Single by Midland

from the album Let It Roll
- Released: January 21, 2020
- Genre: Country
- Length: 3:35
- Label: Big Machine
- Songwriters: Mark Wystrach; Jess Carson; Cameron Duddy; Josh Osborne; Shane McAnally;
- Producers: Josh Osborne; Shane McAnally; Dann Huff;

Midland singles chronology
| "Mr. Lonely" (2019) | "Cheatin' Songs" (2020) | "Sunrise Tells the Story" (2021) |

= Cheatin' Songs =

2020 single by Midland

"Cheatin' Songs" is a song recorded by American country music band Midland. It is the second single from their second studio album Let It Roll. The band wrote the song with Josh Osborne and Shane McAnally.

==Content==
Mark Wystrach, Jess Carson, and Cameron Duddy wrote the song with Shane McAnally and Josh Osborne.
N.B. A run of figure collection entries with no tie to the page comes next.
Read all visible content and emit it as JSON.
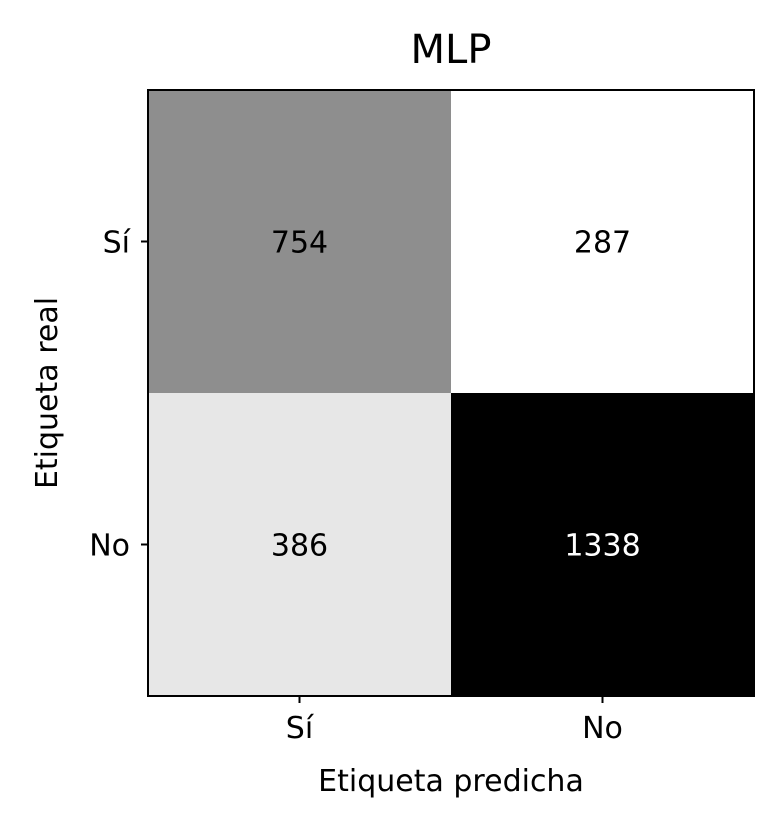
{
  "chart_data": {
    "type": "heatmap",
    "title": "MLP",
    "xlabel": "Etiqueta predicha",
    "ylabel": "Etiqueta real",
    "x_categories": [
      "Sí",
      "No"
    ],
    "y_categories": [
      "Sí",
      "No"
    ],
    "values": [
      [
        754,
        287
      ],
      [
        386,
        1338
      ]
    ],
    "colormap": "grayscale (low = white, high = black)",
    "grid": false,
    "colorbar": false
  }
}
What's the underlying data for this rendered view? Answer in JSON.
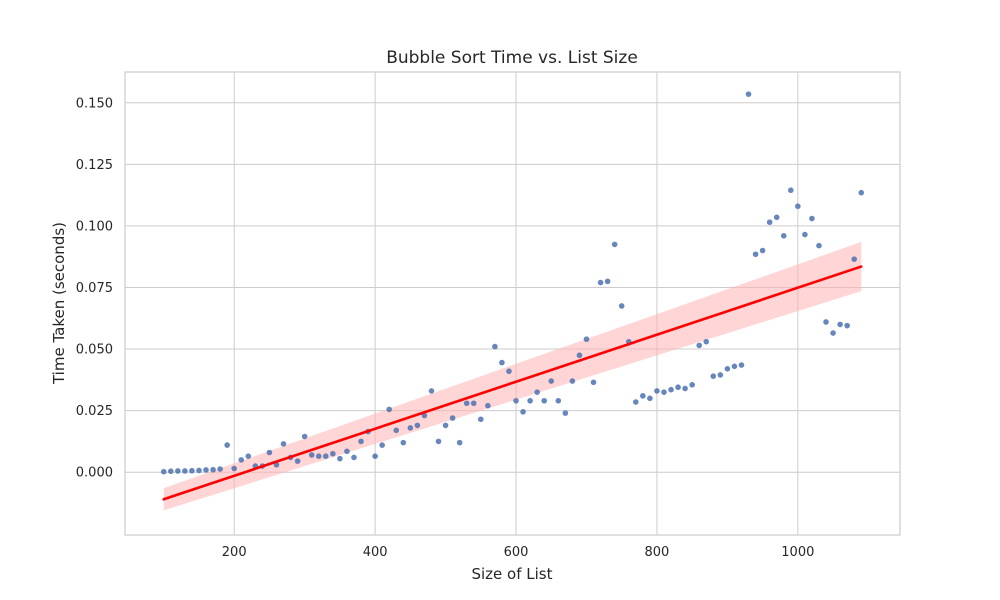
{
  "chart_data": {
    "type": "scatter",
    "title": "Bubble Sort Time vs. List Size",
    "xlabel": "Size of List",
    "ylabel": "Time Taken (seconds)",
    "xlim": [
      45,
      1145
    ],
    "ylim": [
      -0.0255,
      0.1625
    ],
    "xticks": [
      200,
      400,
      600,
      800,
      1000
    ],
    "yticks": [
      0.0,
      0.025,
      0.05,
      0.075,
      0.1,
      0.125,
      0.15
    ],
    "ytick_labels": [
      "0.000",
      "0.025",
      "0.050",
      "0.075",
      "0.100",
      "0.125",
      "0.150"
    ],
    "grid": true,
    "colors": {
      "points": "#4c72b0",
      "fit_line": "#ff0000",
      "ci_band": "#ffb3b3"
    },
    "points": {
      "x": [
        100,
        110,
        120,
        130,
        140,
        150,
        160,
        170,
        180,
        190,
        200,
        210,
        220,
        230,
        240,
        250,
        260,
        270,
        280,
        290,
        300,
        310,
        320,
        330,
        340,
        350,
        360,
        370,
        380,
        390,
        400,
        410,
        420,
        430,
        440,
        450,
        460,
        470,
        480,
        490,
        500,
        510,
        520,
        530,
        540,
        550,
        560,
        570,
        580,
        590,
        600,
        610,
        620,
        630,
        640,
        650,
        660,
        670,
        680,
        690,
        700,
        710,
        720,
        730,
        740,
        750,
        760,
        770,
        780,
        790,
        800,
        810,
        820,
        830,
        840,
        850,
        860,
        870,
        880,
        890,
        900,
        910,
        920,
        930,
        940,
        950,
        960,
        970,
        980,
        990,
        1000,
        1010,
        1020,
        1030,
        1040,
        1050,
        1060,
        1070,
        1080,
        1090
      ],
      "y": [
        0.0002,
        0.0004,
        0.0005,
        0.0005,
        0.0006,
        0.0007,
        0.0009,
        0.001,
        0.0013,
        0.011,
        0.0015,
        0.005,
        0.0065,
        0.0025,
        0.0025,
        0.008,
        0.003,
        0.0115,
        0.006,
        0.0045,
        0.0145,
        0.007,
        0.0065,
        0.0065,
        0.0075,
        0.0055,
        0.0085,
        0.006,
        0.0125,
        0.0165,
        0.0065,
        0.011,
        0.0255,
        0.017,
        0.012,
        0.018,
        0.019,
        0.023,
        0.033,
        0.0125,
        0.019,
        0.022,
        0.012,
        0.028,
        0.028,
        0.0215,
        0.027,
        0.051,
        0.0445,
        0.041,
        0.029,
        0.0245,
        0.029,
        0.0325,
        0.029,
        0.037,
        0.029,
        0.024,
        0.037,
        0.0475,
        0.054,
        0.0365,
        0.077,
        0.0775,
        0.0925,
        0.0675,
        0.053,
        0.0285,
        0.031,
        0.03,
        0.033,
        0.0325,
        0.0335,
        0.0345,
        0.034,
        0.0355,
        0.0515,
        0.053,
        0.039,
        0.0395,
        0.042,
        0.043,
        0.0435,
        0.1535,
        0.0885,
        0.09,
        0.1015,
        0.1035,
        0.096,
        0.1145,
        0.108,
        0.0965,
        0.103,
        0.092,
        0.061,
        0.0565,
        0.06,
        0.0595,
        0.0865,
        0.1135
      ]
    },
    "fit": {
      "x": [
        100,
        1090
      ],
      "y": [
        -0.011,
        0.0835
      ],
      "ci_lower": [
        -0.0155,
        0.0735
      ],
      "ci_upper": [
        -0.0065,
        0.0935
      ]
    }
  }
}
The song is about a man who wonders if his partner is cheating on him.

==Music video==
The music video was filmed during a live performance from the Palomino, a small club in North Hollywood, directed by Collin Duddy. The group is seen performing the song.

==Charts==

===Weekly charts===

| Chart (2020) | Peak position |
|---|---|
| Canada Country (Billboard) | 48 |
| US Country Airplay (Billboard) | 26 |
| US Hot Country Songs (Billboard) | 41 |

===Year-end charts===

| Chart (2020) | Position |
|---|---|
| US Hot Country Songs (Billboard) | 100 |

==Certifications==

| Region | Certification | Certified units/sales |
| United States (RIAA) | Gold | 500,000^{‡} |
^{‡} Sales+streaming figures based on certification alone.